Non è il nuovo disco di Neil Young, ma il celebre album perduto inciso a metà anni ’70 e mai pubblicato per intero. In un certo senso, è l’altra faccia di Harvest, quella cupa: musiche tra folk, country e rock, testi che raccontando di dolori e lutti. «Storie di angoscia, confusione e isolamento, la dimostrazione che anche dalle circostanze più difficili nascono cose belle e durature», abbiamo scritto nella recensione.

“Punisher” di Phoebe Bridgers (19 giugno)

Presente i Better Oblivion Community Center? Era un duo formato dal veterano Conor Oberst (vedi alla voce Bright Eyes) e dalla giovane Phoebe Bridgers. Il secondo album di quest’ultima, che oggi ha 25 anni, è attesissimo da chi ama il cantautorato indie-folk. “This is the arrival of a giant”, aveva commentato John Mayer ai tempi del primo album. Forse ha esagerato, ma a giudicare dai primi pezzi di Punisher che sono circolati come Kyoto e Garden Song quest’album va ascoltato.

“Women in Music Pt. III” di Haim (26 giugno)

Per sapere come suonerà, almeno in parte, il terzo album sorelle Haim basta andare su Spotify dove si ascoltano sei pezzi, dalla rielaborazione furba (Summer Girl che strizza l’occhio a Walk On the Wild Side) al pop ammiccante (I Don’t Wanna) al folk senza tempo (Hallelujah, bellissima). Quasi tutti i pezzi sono scritti con Rostam Batmanglij e Ariel Rechtshaid. Nel titolo, le tre si appropriano in senso ironico dell’etichetta che da sempre le appiccicano addosso.

“KiCk i” di Arca (26 giugno)

Le ospiti Björk, Rosalía, Sophie. Un testo del poeta Antonio Machado. Un singolo intitolato Nonbinary. Un’estetica fluida e sofisticata. Il secondo album di Arca è una delle uscite più attese per chi ama la musica senza generi, in tutti i sensi. Chi l’ha ascoltato dice che è la cosa più pop che abbia fatto, se pop può essere una che pubblica un pezzo come @@@@@ (che in ogni caso non sarà nell’album). «Ho fatto uno sforzo per riuscire a parlare con un nuovo pubblico», conferma Arca.

“Flight Tower” di Dirty Projectors (26 giugno)

Gli ex prodigi dell’indie americano (ricordate Bitte Orca? E il favoloso Swing Lo Magellan? E la svolta di Dirty Projectors del 2017?) hanno lanciato un progetto un po’ matto e interessante: pubblicare cinque EP nell’arco dell’anno. Il primo, Windows Open, è uscito a fine marzo. Questo è il secondo e conterrà la già nota Lose Your Love. L’impressione? Dopo aver cambiato per l’ennesima volta line-up, Dave Longstreth si è rilassato, parrebbe più felice, la sua musica è più leggera e colorata, c’è tanto spazio per le voci femminili di Maia Friedman e Felicia Douglass.

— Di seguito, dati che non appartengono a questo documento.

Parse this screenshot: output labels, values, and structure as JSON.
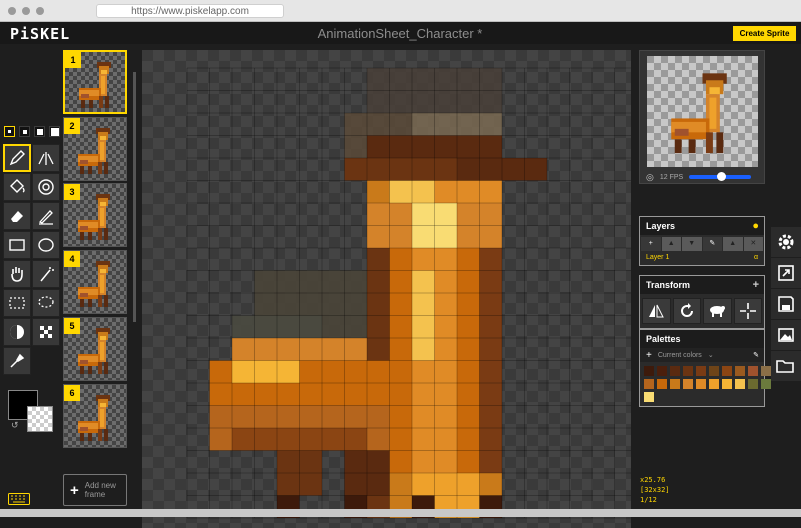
{
  "browser": {
    "url": "https://www.piskelapp.com"
  },
  "header": {
    "logo": "PiSKEL",
    "title": "AnimationSheet_Character *",
    "create_label": "Create Sprite"
  },
  "frames": [
    {
      "index": "1"
    },
    {
      "index": "2"
    },
    {
      "index": "3"
    },
    {
      "index": "4"
    },
    {
      "index": "5"
    },
    {
      "index": "6"
    }
  ],
  "add_frame_label": "Add new frame",
  "fps_label": "12 FPS",
  "fps_value": 12,
  "layers": {
    "title": "Layers",
    "name": "Layer 1",
    "opacity": "α"
  },
  "transform": {
    "title": "Transform"
  },
  "palettes": {
    "title": "Palettes",
    "current": "Current colors",
    "colors": [
      "#3d1a0b",
      "#4b1f0c",
      "#5a2a10",
      "#6b3412",
      "#7a3b14",
      "#6e4418",
      "#8b4513",
      "#9a5a1f",
      "#a0522d",
      "#8b6f47",
      "#b5651d",
      "#c8690a",
      "#c97a1a",
      "#d4832a",
      "#e08b26",
      "#eea12b",
      "#f5b535",
      "#f4c24e",
      "#6b6a2f",
      "#6b7a3d",
      "#f9dc73"
    ]
  },
  "zoom": {
    "scale": "x25.76",
    "size": "[32x32]",
    "frame": "1/12"
  }
}
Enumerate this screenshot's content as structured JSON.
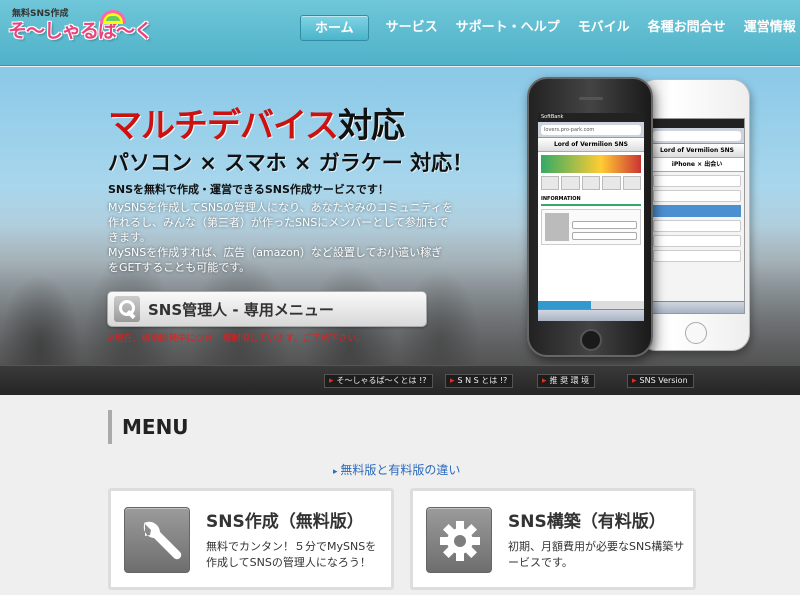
{
  "logo": {
    "subtitle": "無料SNS作成",
    "name": "そ〜しゃるぱ〜く"
  },
  "nav": [
    {
      "label": "ホーム"
    },
    {
      "label": "サービス"
    },
    {
      "label": "サポート・ヘルプ"
    },
    {
      "label": "モバイル"
    },
    {
      "label": "各種お問合せ"
    },
    {
      "label": "運営情報"
    }
  ],
  "hero": {
    "title_red": "マルチデバイス",
    "title_dark": "対応",
    "subtitle": "パソコン × スマホ × ガラケー 対応！",
    "description": "SNSを無料で作成・運営できるSNS作成サービスです！",
    "body1": "MySNSを作成してSNSの管理人になり、あなたやみのコミュニティを作れるし、みんな（第三者）が作ったSNSにメンバーとして参加もできます。",
    "body2": "MySNSを作成すれば、広告（amazon）など設置してお小遣い稼ぎをGETすることも可能です。",
    "admin_button": "SNS管理人 - 専用メニュー",
    "notice": "※現在、機能開発中につき一部制限しています。ご了承下さい。"
  },
  "phones": {
    "black": {
      "carrier": "SoftBank",
      "url": "lovers.pro-park.com",
      "site_title": "Lord of Vermilion SNS",
      "section": "INFORMATION"
    },
    "white": {
      "site_title": "Lord of Vermilion SNS",
      "header": "iPhone × 出会い"
    }
  },
  "infobar": [
    {
      "label": "そ〜しゃるぱ〜くとは !?"
    },
    {
      "label": "S N S とは !?"
    },
    {
      "label": "推 奨 環 境"
    },
    {
      "label": "SNS Version"
    }
  ],
  "menu": {
    "heading": "MENU",
    "compare_link": "無料版と有料版の違い",
    "cards": [
      {
        "title": "SNS作成（無料版）",
        "desc": "無料でカンタン！５分でMySNSを作成してSNSの管理人になろう！",
        "icon": "wrench-icon"
      },
      {
        "title": "SNS構築（有料版）",
        "desc": "初期、月額費用が必要なSNS構築サービスです。",
        "icon": "gear-icon"
      }
    ]
  }
}
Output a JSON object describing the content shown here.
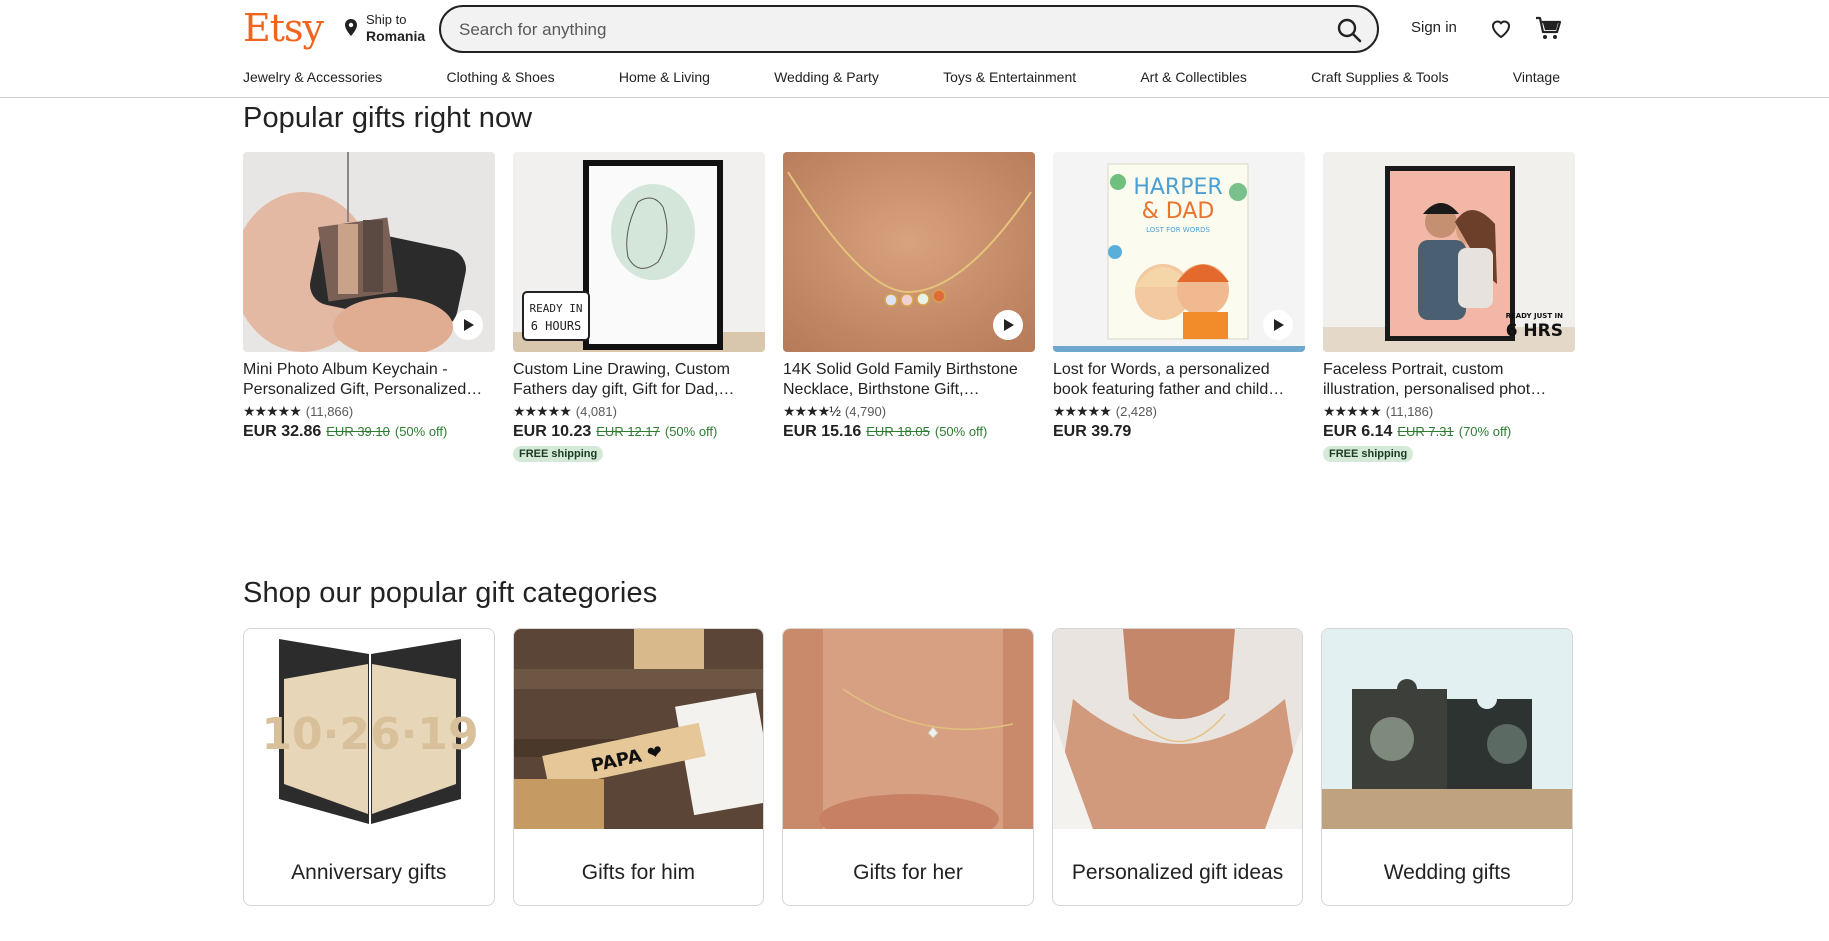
{
  "header": {
    "logo": "Etsy",
    "ship_to_label": "Ship to",
    "ship_to_country": "Romania",
    "search_placeholder": "Search for anything",
    "sign_in": "Sign in",
    "accent_color": "#f1641e"
  },
  "nav": [
    "Jewelry & Accessories",
    "Clothing & Shoes",
    "Home & Living",
    "Wedding & Party",
    "Toys & Entertainment",
    "Art & Collectibles",
    "Craft Supplies & Tools",
    "Vintage"
  ],
  "popular": {
    "title": "Popular gifts right now",
    "items": [
      {
        "title_line1": "Mini Photo Album Keychain -",
        "title_line2": "Personalized Gift, Personalized…",
        "stars": "★★★★★",
        "reviews": "(11,866)",
        "price": "EUR 32.86",
        "old_price": "EUR 39.10",
        "discount": "(50% off)",
        "free_shipping": "",
        "video": true
      },
      {
        "title_line1": "Custom Line Drawing, Custom",
        "title_line2": "Fathers day gift, Gift for Dad,…",
        "stars": "★★★★★",
        "reviews": "(4,081)",
        "price": "EUR 10.23",
        "old_price": "EUR 12.17",
        "discount": "(50% off)",
        "free_shipping": "FREE shipping",
        "badge_line1": "READY IN",
        "badge_line2": "6 HOURS",
        "video": false
      },
      {
        "title_line1": "14K Solid Gold Family Birthstone",
        "title_line2": "Necklace, Birthstone Gift,…",
        "stars": "★★★★½",
        "reviews": "(4,790)",
        "price": "EUR 15.16",
        "old_price": "EUR 18.05",
        "discount": "(50% off)",
        "free_shipping": "",
        "video": true
      },
      {
        "title_line1": "Lost for Words, a personalized",
        "title_line2": "book featuring father and child…",
        "stars": "★★★★★",
        "reviews": "(2,428)",
        "price": "EUR 39.79",
        "old_price": "",
        "discount": "",
        "free_shipping": "",
        "book_title1": "HARPER",
        "book_title2": "& DAD",
        "book_sub": "LOST FOR WORDS",
        "video": true
      },
      {
        "title_line1": "Faceless Portrait, custom",
        "title_line2": "illustration, personalised phot…",
        "stars": "★★★★★",
        "reviews": "(11,186)",
        "price": "EUR 6.14",
        "old_price": "EUR 7.31",
        "discount": "(70% off)",
        "free_shipping": "FREE shipping",
        "badge_line1": "READY JUST IN",
        "badge_line2": "6 HRS",
        "video": false
      }
    ]
  },
  "categories": {
    "title": "Shop our popular gift categories",
    "items": [
      {
        "label": "Anniversary gifts",
        "art_text": "10·26·19"
      },
      {
        "label": "Gifts for him",
        "art_text": "PAPA ❤"
      },
      {
        "label": "Gifts for her"
      },
      {
        "label": "Personalized gift ideas"
      },
      {
        "label": "Wedding gifts"
      }
    ]
  }
}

“Mordechai” di Khruangbin (26 giugno)

Dopo lo splendido EP Texas Sun con Leon Bridges, i Khruangbin tornano con il loro world funk a tinte psichedeliche e un disco, Mordechai, ispirato a una storia particolare. Qualche tempo fa, la bassista Laura Lee ha incontrato un uomo chiamato Mordechai, che l’ha invitata a fare un’escursione con la sua famiglia: arrivati a una cascata, ha convinto la musicista a buttarsi in acqua. L’episodio, che Lee ha definito «come un battesimo», ha ispirato pagine e pagine di testi, e ovviamente tutto l’album.